I don’t write any of this to discredit Kelefa Sanneh’s journalistic prowess. After all, reviews are reviews. We can only write the present, not the future. In 2003, Kelefa Sanneh wrote what he knew. But, I’m a writer, and, you know…metaphors. We like them. Even Kelefa Sanneh has some Kelefa Sannehs in his life.

The Kelefa Sanneh in your life is that person who tries to short-circuit your future. It’s the person who tries to speak something into existence without the full understanding of your vision. It’s the naysayer. The cynic. The non-believer. The person who just can’t see it. The person who knew you way back when and tries to use that knowledge of your former self against you. The person who scoffs that you’ve become “brand new”. The person who wants to pull you back down into the mud with them.

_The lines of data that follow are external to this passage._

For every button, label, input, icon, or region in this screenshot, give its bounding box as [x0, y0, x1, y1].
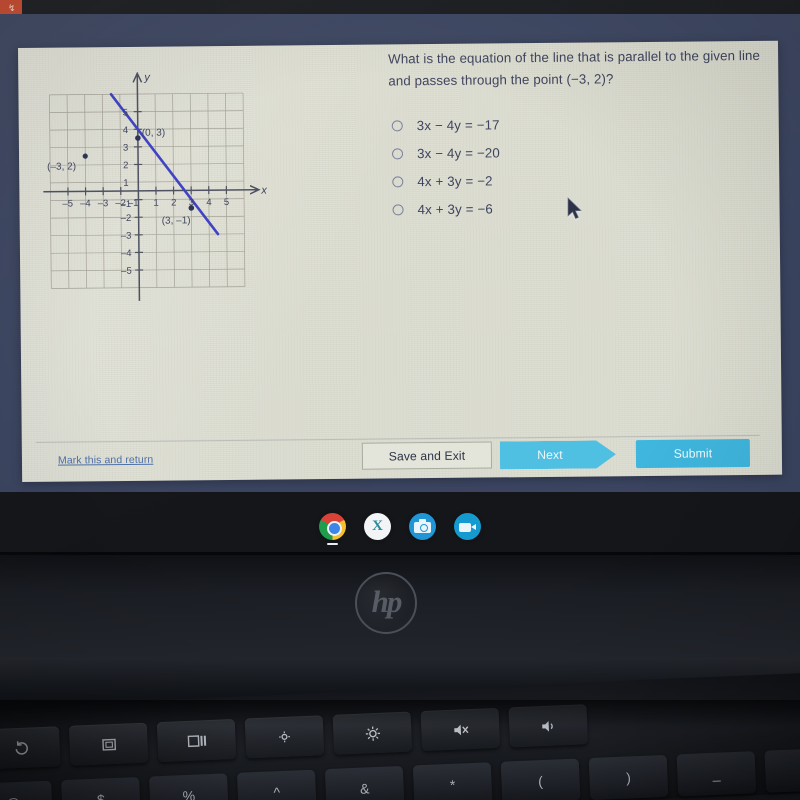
brightness-down-key[interactable] — [244, 715, 325, 759]
option-label-c: 4x + 3y = −2 — [417, 173, 493, 189]
quiz-content-sheet: y x –5 –4 –3 –2 –1 1 2 3 4 5 5 4 3 2 1 –… — [18, 40, 783, 482]
option-label-b: 3x − 4y = −20 — [416, 144, 501, 161]
svg-text:2: 2 — [123, 160, 128, 171]
video-body-glyph — [459, 522, 471, 532]
svg-text:–3: –3 — [98, 198, 109, 209]
coordinate-graph: y x –5 –4 –3 –2 –1 1 2 3 4 5 5 4 3 2 1 –… — [34, 58, 268, 308]
option-row-c[interactable]: 4x + 3y = −2 — [389, 164, 761, 196]
option-row-b[interactable]: 3x − 4y = −20 — [389, 136, 761, 168]
svg-text:–3: –3 — [121, 231, 132, 242]
hp-logo-text: hp — [371, 583, 403, 619]
caret-key[interactable]: ^ — [236, 769, 317, 800]
radio-button-c[interactable] — [392, 175, 404, 187]
radio-button-a[interactable] — [391, 119, 403, 131]
camera-icon[interactable] — [409, 512, 436, 540]
svg-text:1: 1 — [153, 198, 158, 209]
reload-icon — [14, 740, 28, 755]
dollar-key[interactable]: $ — [61, 776, 141, 800]
svg-text:–4: –4 — [80, 198, 91, 209]
svg-text:(3, –1): (3, –1) — [162, 215, 191, 226]
video-camera-icon[interactable] — [454, 512, 481, 540]
x-app-icon[interactable]: X — [364, 512, 391, 540]
window-overview-icon — [187, 734, 206, 747]
underscore-key[interactable]: _ — [676, 751, 757, 797]
svg-text:–1: –1 — [120, 199, 131, 210]
svg-text:3: 3 — [123, 143, 128, 154]
radio-button-d[interactable] — [392, 203, 404, 215]
brightness-up-icon — [365, 726, 380, 741]
mark-this-and-return-link[interactable]: Mark this and return — [58, 454, 153, 467]
svg-text:–4: –4 — [121, 248, 132, 259]
option-label-a: 3x − 4y = −17 — [416, 116, 500, 133]
svg-text:4: 4 — [206, 197, 211, 208]
svg-text:3: 3 — [189, 197, 194, 208]
hp-logo: hp — [355, 572, 417, 634]
option-row-a[interactable]: 3x − 4y = −17 — [389, 108, 761, 140]
paren-open-key[interactable]: ( — [500, 758, 581, 800]
at-key[interactable]: @ — [0, 780, 53, 800]
radio-button-b[interactable] — [391, 147, 404, 159]
next-button[interactable]: Next — [500, 440, 616, 469]
svg-text:–2: –2 — [121, 213, 132, 224]
svg-text:5: 5 — [123, 107, 128, 118]
plus-key[interactable]: + — [764, 747, 800, 793]
svg-text:1: 1 — [123, 178, 128, 189]
option-label-d: 4x + 3y = −6 — [417, 201, 493, 217]
svg-text:4: 4 — [123, 125, 128, 136]
volume-icon — [541, 720, 553, 732]
asterisk-key[interactable]: * — [412, 762, 493, 800]
chrome-active-indicator — [327, 542, 338, 545]
camera-body-glyph — [414, 519, 431, 533]
chrome-icon[interactable] — [319, 512, 346, 545]
svg-text:–5: –5 — [121, 266, 132, 277]
volume-down-key[interactable] — [508, 704, 589, 748]
chromebook-display: y x –5 –4 –3 –2 –1 1 2 3 4 5 5 4 3 2 1 –… — [0, 14, 800, 492]
svg-text:–5: –5 — [62, 198, 73, 209]
fullscreen-key[interactable] — [68, 722, 149, 766]
submit-button[interactable]: Submit — [635, 438, 751, 469]
svg-text:(–3, 2): (–3, 2) — [47, 161, 76, 172]
svg-text:y: y — [143, 72, 151, 84]
percent-key[interactable]: % — [149, 773, 229, 800]
mouse-cursor — [567, 197, 582, 220]
mute-icon — [453, 724, 468, 735]
svg-text:2: 2 — [171, 197, 176, 208]
svg-text:5: 5 — [224, 197, 229, 208]
svg-text:(0, 3): (0, 3) — [142, 128, 165, 139]
fullscreen-icon — [101, 738, 116, 751]
notification-glyph: ↯ — [8, 3, 16, 13]
paren-close-key[interactable]: ) — [588, 754, 669, 800]
ampersand-key[interactable]: & — [324, 765, 405, 800]
brightness-up-key[interactable] — [332, 711, 413, 755]
overview-key[interactable] — [156, 718, 237, 763]
brightness-down-icon — [279, 731, 290, 743]
save-and-exit-button[interactable]: Save and Exit — [361, 441, 493, 470]
video-lens-glyph — [471, 523, 476, 530]
chromeos-shelf: X — [0, 498, 800, 554]
x-app-glyph: X — [372, 517, 383, 534]
photo-scene: ↯ y x –5 –4 –3 –2 –1 1 2 3 4 5 5 4 3 2 1… — [0, 0, 800, 800]
svg-text:x: x — [260, 185, 267, 197]
mute-key[interactable] — [420, 707, 501, 752]
question-text: What is the equation of the line that is… — [388, 47, 761, 88]
reload-key[interactable] — [0, 726, 61, 770]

The person who can’t stomach that your world is bursting and bright and full of promise.

Who is your Kelefa Sanneh?

Every day, people speak things into our existence. It’s our choice what stays and what goes. When people say, “One day when you hit it big…” I let that stay. When people tell me I’m a naive fuck, I let that go. When people say they’re proud of me, I let that stay. When people say I’ll never feasibly make a living from writing, I let that go. When people say, “I can’t wait to read your book,” I let that stay. When people smile patronizingly if I mention that I have a blog, I let that go. When people say my words pushed them to keep writing, I let that stay. When people say writing about feminism isn’t original, I let that go.

I’ve learned I have to deliberately decide what stays and goes. Because what goes is often what’s most memorable and what stays is often what I want to laugh off. What stays is often times what I want to retreat from, my knee-jerk response being a self-deprecating comment as I cower away from stepping into my own strength. I’ve learned that deciding what energy stays and goes often times means deciding who stays and who goes. Positive people and positive vibes are rarely independent of one another. It’s hard to keep assholes around hoping they will wish you well. I’ve learned that I can’t let the words of my Kelefa Sannehs drive or wreck my journey. Barns don’t get to determine how high skyscrapers can rise. And, I’m the Rockefeller Center in this bitch.

So, I’ll ask again: Who is your Kelefa Sanneh?